Either way, it’s ominous foreshadowing with a two-game stretch looming against the two teams with whom dangerous living doomed a playoff bid a year ago.
While neither Tennessee (next week) nor LSU (on Nov. 4) has the same juice as last year’s teams, fall flat like Alabama did Saturday and there will be issues.
This is a Crimson Tide team on a tight wire without a net since Week 2 and Texas and the sense of urgency didn’t match the scenario.
“We lost intensity in the second half,” starting offensive guard Tyler Booker said. “That’s what it boils down to.”
Interesting.
What’s that about?
“It’s just a lack of attention to detail,” Booker said.
The honesty is appreciated since the product back it up. What’s notable is the reversal within the storyline. This had been a team that started slower before hitting the gas after halftime. There was a hiccup early after halftime at Mississippi State, but this had been in the ballpark of a Scott Cochran-level fourth-quarter team since the Texas fiasco.
The Hogs outscored Alabama 15-3 in the second half Saturday after Alabama held a 57-13 edge after halftime in each of the past four games — two of which came against teams who recently beat Arkansas.
Alabama went from completing 7 of 10 passes in the first half to 3 of 11 in the second.
From one penalty in the opening 30 minutes to four costly flags in the second 30.
The positive was the defensive stop when Arkansas got the ball back down just three with 9:59 left. After getting bodied on the previous two touchdown drives by Arkansas, Alabama’s final defensive snap was a third-down sack of KJ Jefferson by Dallas Turner and Justin Eboigbe. The offense did just enough on its nine-play, 28-yard clock killer to slip out a homecoming winner.
The yeah, buts factor in here, too.
Yeah, good finish, but those three previous offensive three-and-outs that netted 3, -9 and zero yards respectively helped require the late-game survival sequence.
“Told the team it’s great to win,” Saban said. “It’s great to be where we are in the SEC relative to how we’ve progressed. But, there’s a difference in beating the other team and winning the game.”

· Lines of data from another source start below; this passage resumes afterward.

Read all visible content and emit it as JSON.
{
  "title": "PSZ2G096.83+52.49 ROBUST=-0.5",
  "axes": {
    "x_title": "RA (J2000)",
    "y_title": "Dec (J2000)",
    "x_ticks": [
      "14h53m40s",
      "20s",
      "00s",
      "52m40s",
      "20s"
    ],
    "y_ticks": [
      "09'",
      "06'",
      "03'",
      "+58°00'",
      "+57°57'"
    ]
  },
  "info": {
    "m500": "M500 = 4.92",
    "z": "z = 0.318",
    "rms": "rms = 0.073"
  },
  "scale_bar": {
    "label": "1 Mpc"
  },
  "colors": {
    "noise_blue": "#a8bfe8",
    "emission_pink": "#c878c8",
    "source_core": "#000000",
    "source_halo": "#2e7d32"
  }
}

That’s kinda been the theme of the season.
There were elements of a beating in the wins over Ole Miss and Mississippi State.
Last week you saw traces of the put-away factor in the defensive performance down the stretch of the 26-20 exhale at Texas A&M.

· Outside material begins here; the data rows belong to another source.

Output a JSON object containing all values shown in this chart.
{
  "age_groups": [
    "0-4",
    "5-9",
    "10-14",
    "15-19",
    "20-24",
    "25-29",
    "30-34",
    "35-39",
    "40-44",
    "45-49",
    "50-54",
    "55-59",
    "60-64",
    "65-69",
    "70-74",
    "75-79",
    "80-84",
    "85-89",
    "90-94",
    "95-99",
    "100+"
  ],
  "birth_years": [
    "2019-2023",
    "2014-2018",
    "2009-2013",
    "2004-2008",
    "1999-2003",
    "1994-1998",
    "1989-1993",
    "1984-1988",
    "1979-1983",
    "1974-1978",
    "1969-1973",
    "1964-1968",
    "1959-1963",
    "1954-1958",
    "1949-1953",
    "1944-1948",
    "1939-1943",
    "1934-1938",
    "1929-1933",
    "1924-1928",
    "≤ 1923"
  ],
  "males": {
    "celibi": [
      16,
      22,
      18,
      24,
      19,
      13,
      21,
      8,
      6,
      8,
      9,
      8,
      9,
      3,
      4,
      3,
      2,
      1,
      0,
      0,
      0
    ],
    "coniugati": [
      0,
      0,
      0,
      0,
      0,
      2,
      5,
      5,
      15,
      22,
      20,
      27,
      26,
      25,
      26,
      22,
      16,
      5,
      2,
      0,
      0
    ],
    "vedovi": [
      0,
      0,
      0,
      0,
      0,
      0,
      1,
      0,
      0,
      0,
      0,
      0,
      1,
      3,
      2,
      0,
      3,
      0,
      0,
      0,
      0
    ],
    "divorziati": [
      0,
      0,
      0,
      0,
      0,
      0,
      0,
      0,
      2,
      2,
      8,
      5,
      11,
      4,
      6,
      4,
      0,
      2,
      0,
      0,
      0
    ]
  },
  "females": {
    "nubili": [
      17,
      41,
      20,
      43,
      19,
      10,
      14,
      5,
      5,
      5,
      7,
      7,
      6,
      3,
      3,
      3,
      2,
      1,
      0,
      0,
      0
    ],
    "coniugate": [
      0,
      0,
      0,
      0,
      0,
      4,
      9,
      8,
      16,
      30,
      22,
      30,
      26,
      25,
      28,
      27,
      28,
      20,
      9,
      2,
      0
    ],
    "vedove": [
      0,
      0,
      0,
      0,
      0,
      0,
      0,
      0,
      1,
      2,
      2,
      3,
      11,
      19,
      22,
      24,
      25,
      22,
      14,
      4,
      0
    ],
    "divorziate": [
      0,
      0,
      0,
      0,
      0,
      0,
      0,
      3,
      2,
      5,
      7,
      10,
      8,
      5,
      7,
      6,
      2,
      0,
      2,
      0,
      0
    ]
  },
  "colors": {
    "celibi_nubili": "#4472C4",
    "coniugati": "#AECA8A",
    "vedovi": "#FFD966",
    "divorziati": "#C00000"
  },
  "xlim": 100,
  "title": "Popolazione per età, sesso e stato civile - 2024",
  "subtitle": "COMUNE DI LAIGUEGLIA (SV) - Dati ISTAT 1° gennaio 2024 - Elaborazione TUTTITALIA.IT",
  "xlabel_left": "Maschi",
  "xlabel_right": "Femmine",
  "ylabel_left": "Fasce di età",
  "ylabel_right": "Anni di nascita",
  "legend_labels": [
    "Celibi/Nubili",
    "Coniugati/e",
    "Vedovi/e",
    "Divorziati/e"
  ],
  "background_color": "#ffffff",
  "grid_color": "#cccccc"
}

Combine all of that and Saturday’s 24-6 start against Arkansas and you can Frankenstein a 60-minute game.
Even in a college football season when the top teams feel less-than-elite, this won’t cut it.
Not in the long run.
Tennessee and LSU served that hard truth a year ago, but neither will have the homefield edge their respective snake pits supply. They have to come to Bryant-Denny Stadium in two of the next three weeks — a legendary venue but not intimidating enough to deny a 2-5 Arkansas team back into contention Saturday.
Saban thanked fans at the end of his presser for their part in choking off the Hogs when it had the ball down just three. This wasn’t about the 100,000 or so in the Bryant-Denny seating bowl, though.
This continues to be the ultimate work-in-progress team that flashes playoff potential in one breath before choking on the next.
Even crazier, Alabama could salt away the SEC West as early as early November given the unpredictability of the division and league overall this season.
Also, remember last year’s team was a play or two from an imperfect undefeated regular season because it flew too close to the sun twice too many times.
The sequel faces a similar multi-forked road with a better defense and a less consistent but more explosive offense.
Add it all up and this Crimson Tide’s in about the same place as a week ago.
Nothing’s easy.
It usually hurts a little.
But they’re survivors … at least for now.